En lugar de eso, su tiempo lo ocupan los hombres. Como una adolescente, sale de citas, busca al «indicado», aunque ya ha pasado los cincuenta. No me molesta que quiera ser feliz, pero cuando eso le absorbe por completo, no puedo callarme. Mis hijos, sus nietos, preguntan por ella. «¿Por qué no viene la abuela?», y yo no tengo respuesta. Siempre hay una excusa: está ocupada, cansada o tiene «un plan con un caballero».
El otro día exploté. Tras otra negativa, la llamé y solté todo lo que llevaba dentro: «¿No te da vergüenza, mamá? A tu edad, deberías estar con tus nietos, no persiguiendo romances». Ella estalló: «Te dediqué mi juventud, trabajé sin descanso, te crié sola. ¡Ahora es mi momento, Carla! Los nietos son tu responsabilidad, no la mía». Sus palabras me dolieron como una bofetada. Sí, hizo mucho por mí, pero ¿es razón para darnos la espalda?
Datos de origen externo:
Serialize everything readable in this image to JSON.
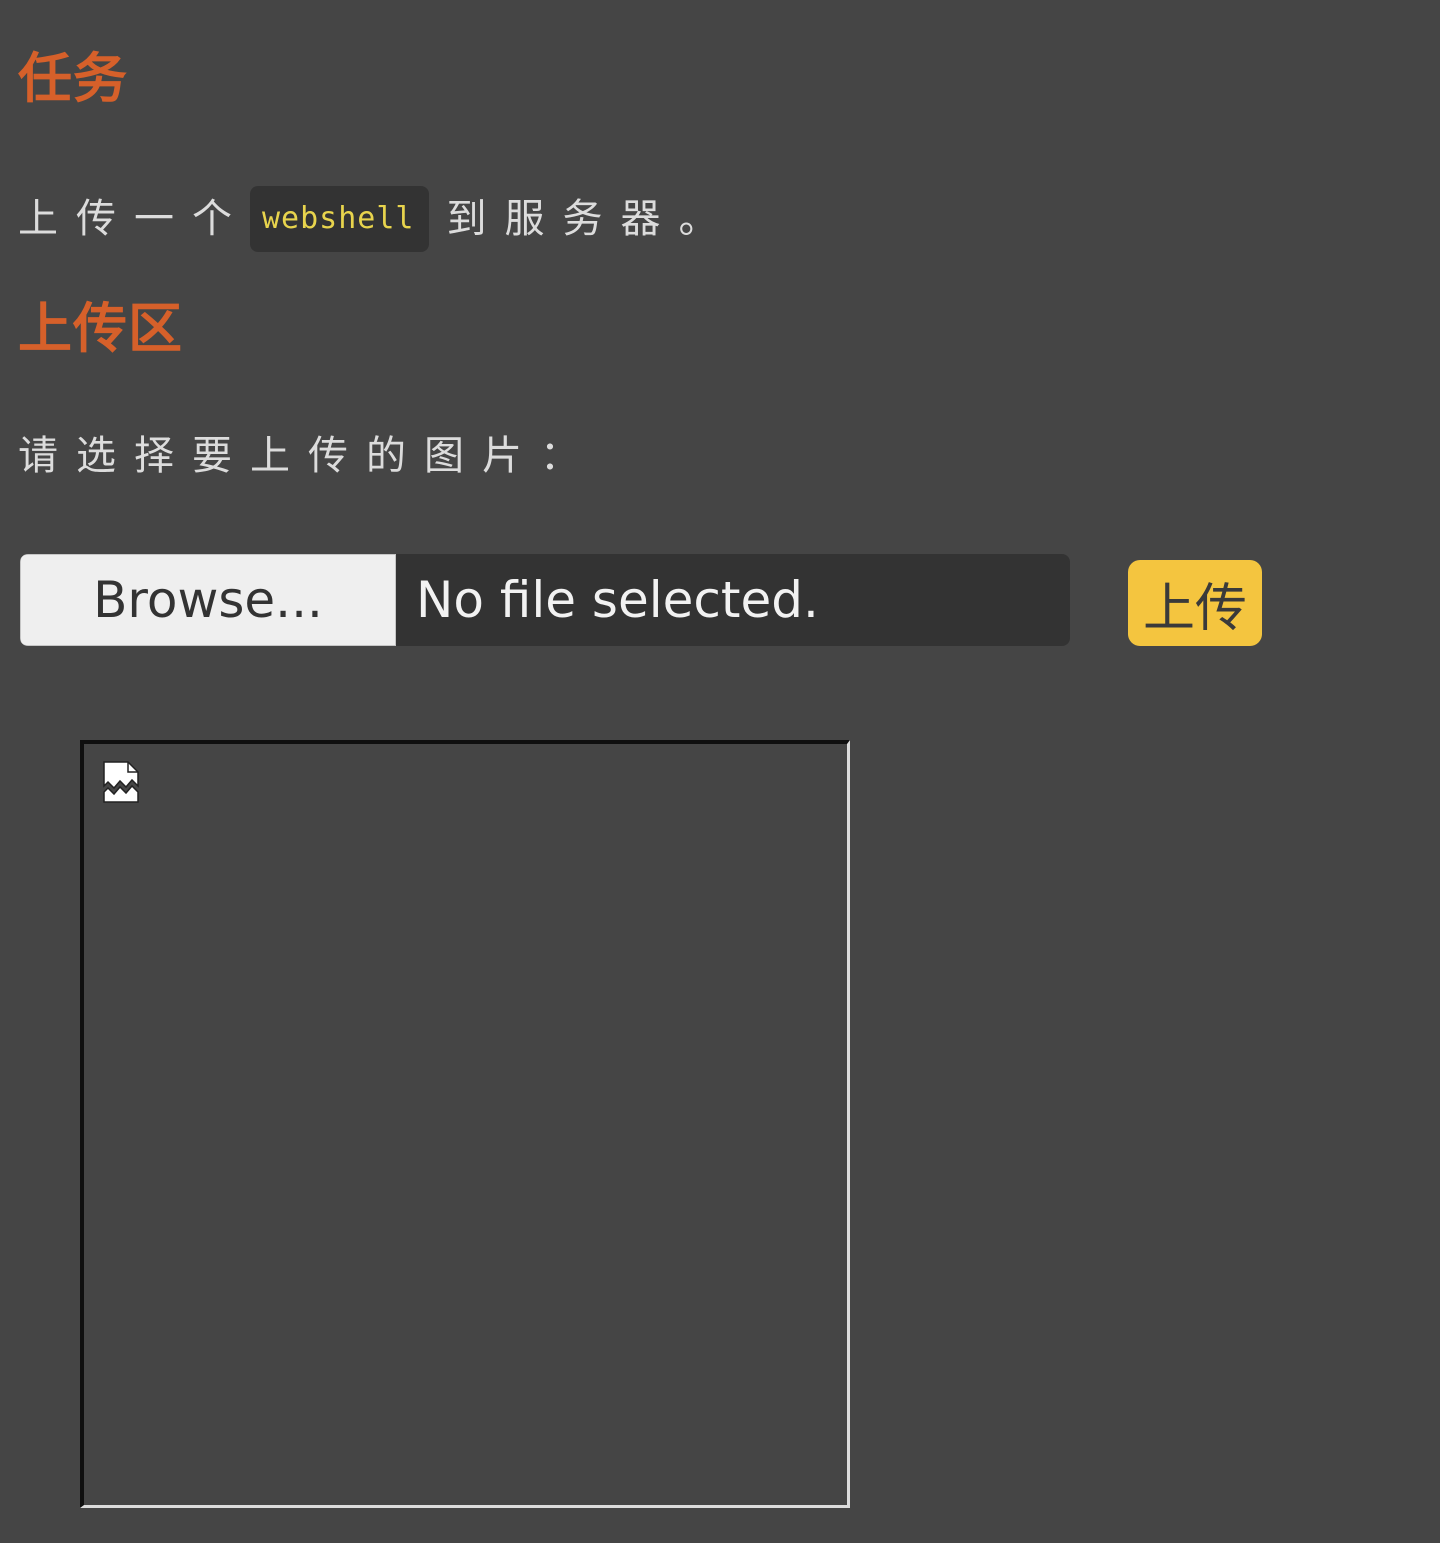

Noto cómo se aleja. En los últimos dos años, apenas nos vemos una vez al mes. Se ha vuelto fría, distante. Hasta su voz perdió el cariño de antes. No le pido que sacrifique su vida por nosotros, pero ¿es tan difícil venir una vez a la semana? Jugar con los niños, dejarme respirar un rato… Temo que pronto dejaremos de ser familia.
¿Cómo hacerle ver que la vida no son solo cenas románticas y pretendientes? ¿Que su sangre, sus nietos, son lo que importa? Estoy harta de pelear, harta de sentirme invisible. A veces pienso: quizás si encuentra a su «príncipe», cuando se canse, se acordará de nosotros. Pero en el fondo, temo que ese «cuando» nunca llegue.
No quiero perderla. Pero ¿cómo mantener un vínculo si ella lo rompe? Me estoy hundiendo, y ni siquiera lo nota. ¿Soy egoísta? ¿O será que ella olvidó lo que es ser madre?